Initially, my work involved the determination of metamorphic pressure-temperature-fluid conditions in an effort to further our understanding of the role that fluids play in granulite facies metamorphism. The formation of the granulite facies is a topic that has generated some debate, in part because granulite formation plays an important role in the stabilization of continental crust. It has been argued that the infiltration of CO₂ into the lower crust is necessary for granulite formation. Alternatively, the stabilization of mineral assemblages that characterize the granulite facies could result from magmatic processes (e.g., partial melting). One of my earliest studies of the granulite facies involved the use of mineral equilibria to determine H₂O activities in rocks from the Southern Adirondack Mountains. This work confirmed the presence of peak metamorphic low H₂O activities, as calculated values were approximately 0.15.

The presence of reduced peak metamorphic H₂O activities in granulites could be an indication of high CO₂ activities. Thus, in order to test the CO₂-infiltration hypothesis I performed a number of thermodynamic calculations in the C-O-H system; these calculations show that a CO₂-rich fluid is not compatible with oxygen fugacities that are significantly more reducing than the graphite-CO₂ oxygen buffer. A review of the available oxygen fugacity data from granulites shows that at least some granulites did not form via CO₂ infiltration.

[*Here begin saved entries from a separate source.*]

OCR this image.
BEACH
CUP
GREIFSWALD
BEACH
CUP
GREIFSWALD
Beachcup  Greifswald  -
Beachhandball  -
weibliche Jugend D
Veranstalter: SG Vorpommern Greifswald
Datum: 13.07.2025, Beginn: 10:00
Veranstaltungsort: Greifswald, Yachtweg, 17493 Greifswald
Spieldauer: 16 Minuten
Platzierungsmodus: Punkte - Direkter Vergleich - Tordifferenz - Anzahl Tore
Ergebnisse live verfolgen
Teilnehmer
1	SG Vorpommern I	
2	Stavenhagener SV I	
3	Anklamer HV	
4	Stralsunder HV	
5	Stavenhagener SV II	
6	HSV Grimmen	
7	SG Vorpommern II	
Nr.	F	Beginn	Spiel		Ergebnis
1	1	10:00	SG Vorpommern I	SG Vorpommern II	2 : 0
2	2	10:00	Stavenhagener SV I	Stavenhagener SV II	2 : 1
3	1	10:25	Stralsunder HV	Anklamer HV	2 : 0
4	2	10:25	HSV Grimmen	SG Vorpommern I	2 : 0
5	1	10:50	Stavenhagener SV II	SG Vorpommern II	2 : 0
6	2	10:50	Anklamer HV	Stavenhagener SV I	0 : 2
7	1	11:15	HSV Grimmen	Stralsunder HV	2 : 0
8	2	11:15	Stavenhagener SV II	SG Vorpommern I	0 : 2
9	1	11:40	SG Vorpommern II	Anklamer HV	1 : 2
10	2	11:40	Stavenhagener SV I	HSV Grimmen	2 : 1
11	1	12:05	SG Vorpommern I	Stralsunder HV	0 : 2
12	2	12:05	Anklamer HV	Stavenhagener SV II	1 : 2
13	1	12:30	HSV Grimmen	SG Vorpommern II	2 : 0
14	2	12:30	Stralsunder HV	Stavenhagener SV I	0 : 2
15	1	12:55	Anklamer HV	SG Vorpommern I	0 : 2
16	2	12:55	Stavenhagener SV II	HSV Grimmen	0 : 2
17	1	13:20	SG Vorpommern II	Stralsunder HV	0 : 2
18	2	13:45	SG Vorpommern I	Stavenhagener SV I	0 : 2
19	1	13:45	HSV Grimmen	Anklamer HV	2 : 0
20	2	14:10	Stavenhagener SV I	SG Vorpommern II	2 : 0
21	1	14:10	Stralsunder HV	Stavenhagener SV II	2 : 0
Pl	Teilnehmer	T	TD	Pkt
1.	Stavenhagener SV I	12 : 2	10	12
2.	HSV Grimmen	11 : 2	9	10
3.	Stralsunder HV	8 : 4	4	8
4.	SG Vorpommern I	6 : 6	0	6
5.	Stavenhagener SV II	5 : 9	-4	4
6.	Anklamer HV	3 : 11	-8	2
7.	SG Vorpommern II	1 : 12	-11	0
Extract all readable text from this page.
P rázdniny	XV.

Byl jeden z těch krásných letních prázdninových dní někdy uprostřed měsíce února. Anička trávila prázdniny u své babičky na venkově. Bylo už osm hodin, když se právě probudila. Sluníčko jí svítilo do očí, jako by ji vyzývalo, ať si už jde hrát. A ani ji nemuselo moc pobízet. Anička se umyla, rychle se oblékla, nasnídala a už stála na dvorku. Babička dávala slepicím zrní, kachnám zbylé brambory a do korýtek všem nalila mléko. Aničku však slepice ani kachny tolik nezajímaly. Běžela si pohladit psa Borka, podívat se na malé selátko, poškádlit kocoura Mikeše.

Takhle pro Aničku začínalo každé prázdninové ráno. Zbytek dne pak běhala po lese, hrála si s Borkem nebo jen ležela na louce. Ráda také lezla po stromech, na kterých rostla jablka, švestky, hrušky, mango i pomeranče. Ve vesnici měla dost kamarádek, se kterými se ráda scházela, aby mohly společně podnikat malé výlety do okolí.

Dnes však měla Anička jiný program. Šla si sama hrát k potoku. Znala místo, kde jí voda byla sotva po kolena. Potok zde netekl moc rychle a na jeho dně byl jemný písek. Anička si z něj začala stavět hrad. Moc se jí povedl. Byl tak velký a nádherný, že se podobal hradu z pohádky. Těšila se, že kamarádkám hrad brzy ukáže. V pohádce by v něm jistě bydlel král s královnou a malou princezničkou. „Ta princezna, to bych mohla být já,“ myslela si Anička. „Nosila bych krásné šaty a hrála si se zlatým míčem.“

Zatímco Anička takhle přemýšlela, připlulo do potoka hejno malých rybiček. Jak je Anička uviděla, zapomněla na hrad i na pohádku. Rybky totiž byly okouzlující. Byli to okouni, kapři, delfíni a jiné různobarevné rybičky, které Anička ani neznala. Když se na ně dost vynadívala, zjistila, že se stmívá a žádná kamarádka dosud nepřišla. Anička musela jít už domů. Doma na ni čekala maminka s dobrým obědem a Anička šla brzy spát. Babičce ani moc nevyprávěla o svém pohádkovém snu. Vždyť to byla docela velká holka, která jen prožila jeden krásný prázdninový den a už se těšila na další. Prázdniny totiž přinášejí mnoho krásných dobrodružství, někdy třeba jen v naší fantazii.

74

Another line of evidence, often cited in support of CO₂-streaming, is the presence CO₂-rich fluid inclusions in rocks from the granulite facies. We tested the hypothesis that fluid inclusions contain samples of the peak metamorphic fluid by comparing the compositions of the fluid found in inclusions with the compositions of metamorphic fluids as inferred from fluid-buffering mineral equilibria. Samples containing mineral equilibria that are inconsistent with CO₂-rich fluids often contained CO₂-rich fluid inclusions. This work shows that, in samples from the Adirondack Mountains, at least some CO₂-rich fluid inclusions do not contain samples of the peak metamorphic fluid. Instead, these inclusions were formed or modified after the peak of granulite facies metamorphism. More recently, I have used the presence of small amounts of carbonate minerals associated with CO₂-rich inclusions in granulites to show that the inclusions do not contain samples of the peak metamorphic fluid.

In general, the results from my work indicate that magmatic processes are important in the formation of Adirondack granulites. Furthermore, it was possible to use the results of the investigations of fluid inclusions to constrain the retrograde portion of the Adirondack P-T path.